BACKGROUND: It is well known that a deficit in inhibitory control is a hallmark of Parkinson's disease (PD). However, inhibition is not a unitary construct, and it is unclear whether patients in the early stage of the disease (Hoehn and Yahr stage 1) exhibit a deficit in outright stopping (reactive inhibition), a deficit in the ability to shape their response strategies according to the context (proactive inhibition), or both.
OBJECTIVE: We assessed whether PD patients at Hoehn and Yahr stage 1 show a global or selective impairment in inhibitory control. As it has been suggested that inhibition relies upon a right-lateralized pathway, we tested whether left-dominant PD patients suffered from a more severe deficit in this executive function than right-dominant PD patients.

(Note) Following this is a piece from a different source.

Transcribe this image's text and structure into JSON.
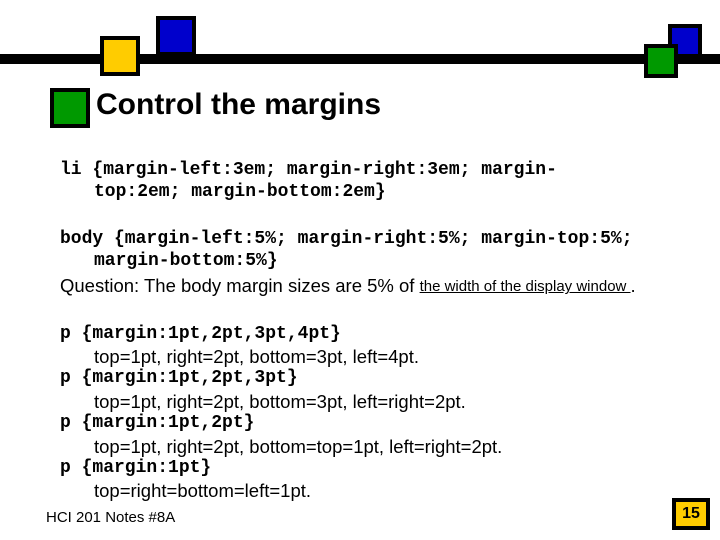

METHODS: Via a reaching stop-signal task, we assessed both proactive and reactive inhibition in 17 left-dominant PD and 17 right-dominant PD patients and in 24 age-matched participants.
RESULTS: We found that reactive inhibition was more impaired in PD patients than in healthy participants. However, proactive inhibition was not affected. Furthermore, we found no differences between left-dominant PD and right-dominant PD patients.
CONCLUSIONS: For the first time, we found evidence for a deficit of reactive inhibition in the early-stage PD patients in the absence of evidence for deficits in proactive inhibition. These findings have clinical relevance as they provide critical insights on the time course of the disease. In addition, we confirmed, on a population of PD patients at Hoehn and Yahr stage 1, previous results showing that the onset of the disease does not affect inhibition. © 2019 International Parkinson and Movement Disorder Society.